I'm currently running a very large & heavily distributed Splunk installation. We're constantly on the lookout for ways to expand our installation in both bare-metal upgrades & now cloud providers. However there wasn't a good way for me to be able to test or measure the capacity of these systems to see if they would work at our production loads. I started out writing a few scripts that measured the load on the system and started throwing the data into Splunk as a quick & dirty report. Over time this got more detailed & now it's a complete package of tools that runs as a single application.
How it works
Gladiator works by doing a few different things simultaneously.

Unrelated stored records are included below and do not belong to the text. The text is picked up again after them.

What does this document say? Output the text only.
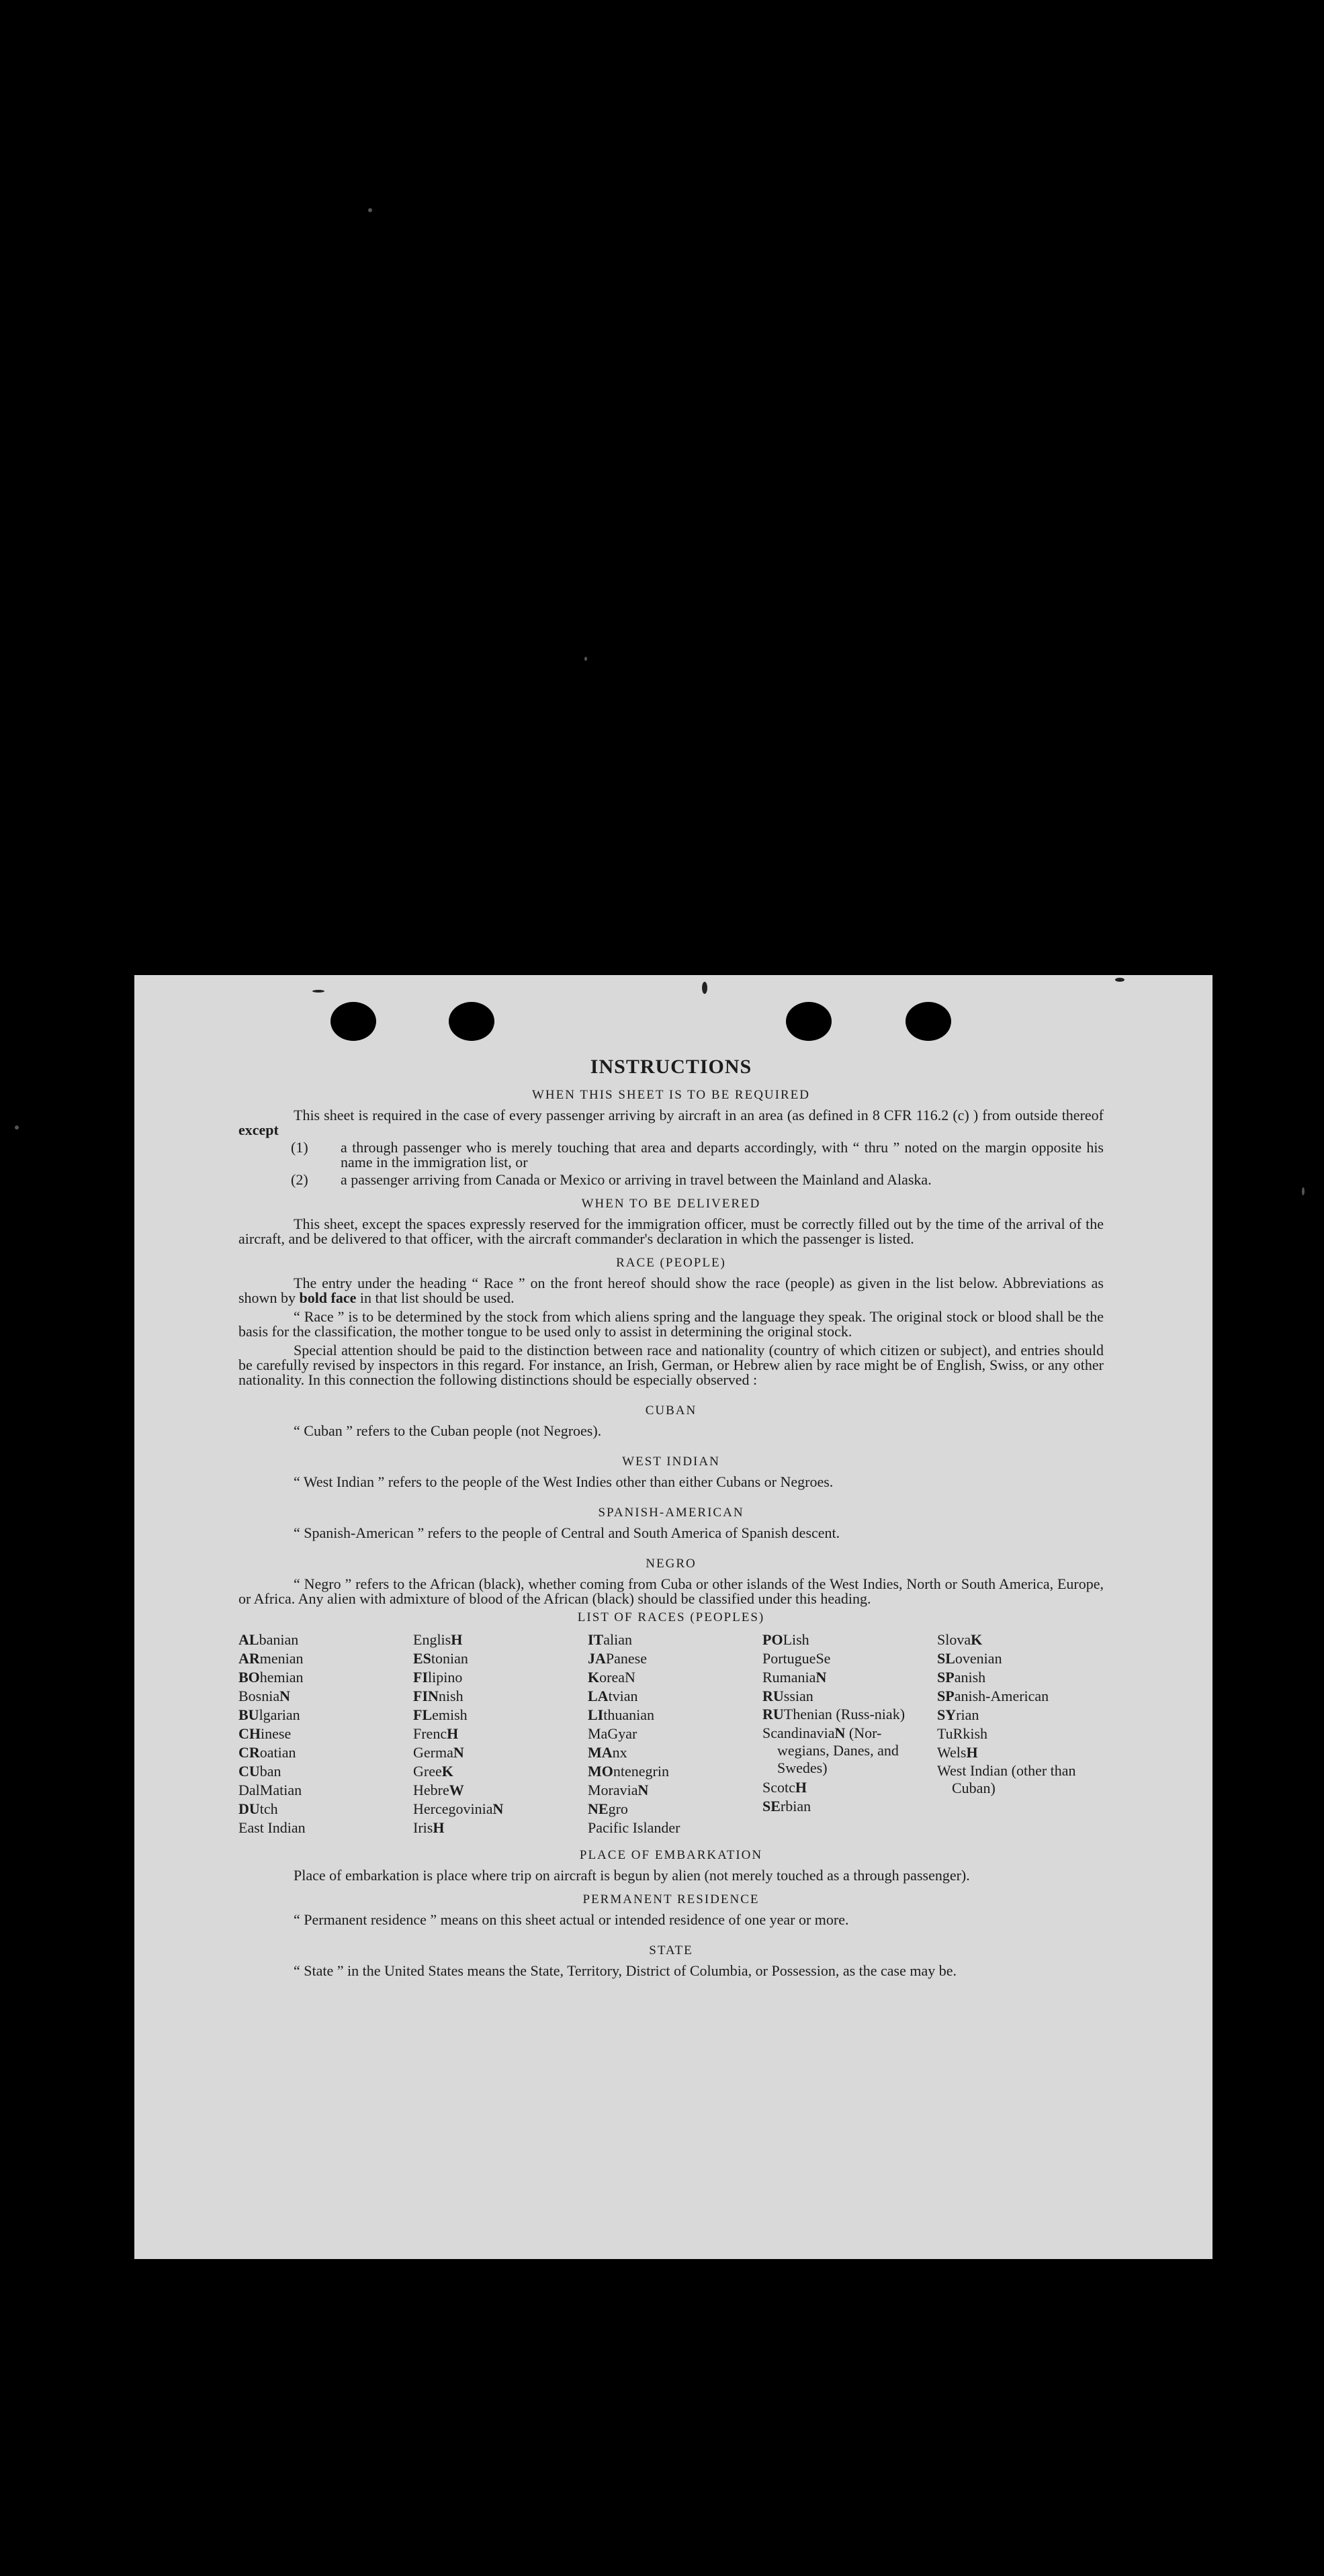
INSTRUCTIONS
WHEN THIS SHEET IS TO BE REQUIRED

This sheet is required in the case of every passenger arriving by aircraft in an area (as defined in 8 CFR 116.2 (c) ) from outside thereof except

(1)	a through passenger who is merely touching that area and departs accordingly, with “ thru ” noted on the margin opposite his name in the immigration list, or
(2)	a passenger arriving from Canada or Mexico or arriving in travel between the Mainland and Alaska.
WHEN TO BE DELIVERED

This sheet, except the spaces expressly reserved for the immigration officer, must be correctly filled out by the time of the arrival of the aircraft, and be delivered to that officer, with the aircraft commander's declaration in which the passenger is listed.

RACE (PEOPLE)

The entry under the heading “ Race ” on the front hereof should show the race (people) as given in the list below. Abbreviations as shown by bold face in that list should be used.

“ Race ” is to be determined by the stock from which aliens spring and the language they speak. The original stock or blood shall be the basis for the classification, the mother tongue to be used only to assist in determining the original stock.

Special attention should be paid to the distinction between race and nationality (country of which citizen or subject), and entries should be carefully revised by inspectors in this regard. For instance, an Irish, German, or Hebrew alien by race might be of English, Swiss, or any other nationality. In this connection the following distinctions should be especially observed :

CUBAN

“ Cuban ” refers to the Cuban people (not Negroes).

WEST INDIAN

“ West Indian ” refers to the people of the West Indies other than either Cubans or Negroes.

SPANISH-AMERICAN

“ Spanish-American ” refers to the people of Central and South America of Spanish descent.

NEGRO

“ Negro ” refers to the African (black), whether coming from Cuba or other islands of the West Indies, North or South America, Europe, or Africa. Any alien with admixture of blood of the African (black) should be classified under this heading.

LIST OF RACES (PEOPLES)
ALbanian
ARmenian
BOhemian
BosniaN
BUlgarian
CHinese
CRoatian
CUban
DalMatian
DUtch
East Indian
EnglisH
EStonian
FIlipino
FINnish
FLemish
FrencH
GermaN
GreeK
HebreW
HercegoviniaN
IrisH
ITalian
JAPanese
KoreaN
LAtvian
LIthuanian
MaGyar
MAnx
MOntenegrin
MoraviaN
NEgro
Pacific Islander
POLish
PortugueSe
RumaniaN
RUssian
RUThenian (Russ-niak)
ScandinaviaN (Nor-wegians, Danes, and Swedes)
ScotcH
SErbian
SlovaK
SLovenian
SPanish
SPanish-American
SYrian
TuRkish
WelsH
West Indian (other than Cuban)
PLACE OF EMBARKATION

Place of embarkation is place where trip on aircraft is begun by alien (not merely touched as a through passenger).

PERMANENT RESIDENCE

“ Permanent residence ” means on this sheet actual or intended residence of one year or more.

STATE

“ State ” in the United States means the State, Territory, District of Columbia, or Possession, as the case may be.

- Creates index load on a system by use of a python script that buffers data into memory before it's sent of to be indexed. The rate that data is written can be scaled up or down by simply changing the size of a dictionary file (full of random data). The data then get's randomized & time-date stamped so that there is a constant stream of data being indexed instead of a batch process. This simulates a steady stream of data coming into a Splunk indexer as it's not the same dataset sent to be indexed each time.
- Collection of python & shell wrappers measure the performance of the system. Gladiator collects sar stats, iostats, vmstats & other system level information & writes that data to an internal Splunk index so all performance related data is collected in one location.
- Gladiator comes with a search load generator script that will search through the data being indexed at a configurable searches/minute rate. The search engine uses a randomizer that changes the time frame of the data searched as well as the alpha character it is searching for. This creates random read/IO on the system that simulates a user work load.
- Finally Gladiator ties it all together in one "single pane of glass". All reports are available on 1 dashboard so you can see memory load, disk/IO and CPU utilization all at the same time.
Challenges I ran into
This was a lot more coding than I'm used to, although I hate to admit it I'm more of a manager these days. Originally Gladiator was broken into 4 different components that all worked independently. It was a lot of work, but I was able to bring it all together under a complete app that can deployed and running in minutes.
Accomplishments that I'm proud of
I'm proud that I was able to start with concept of just "let's measure this stuff" & be able to bring all the pieces of it together into 1 tool that can produce useful reports that can accurately measure how a system is expected to perform under production loads. It's exciting to bring a vague collection of ideas & now have a tangible tool that can be used.
What I learned
How to be flexible & a lot about disk/IO.
What's next for Gladiator
Converting the collection of shell & python scripts from wrappers into python to be more cross-compatible. Converting the collection of macros that are being used now to a data model.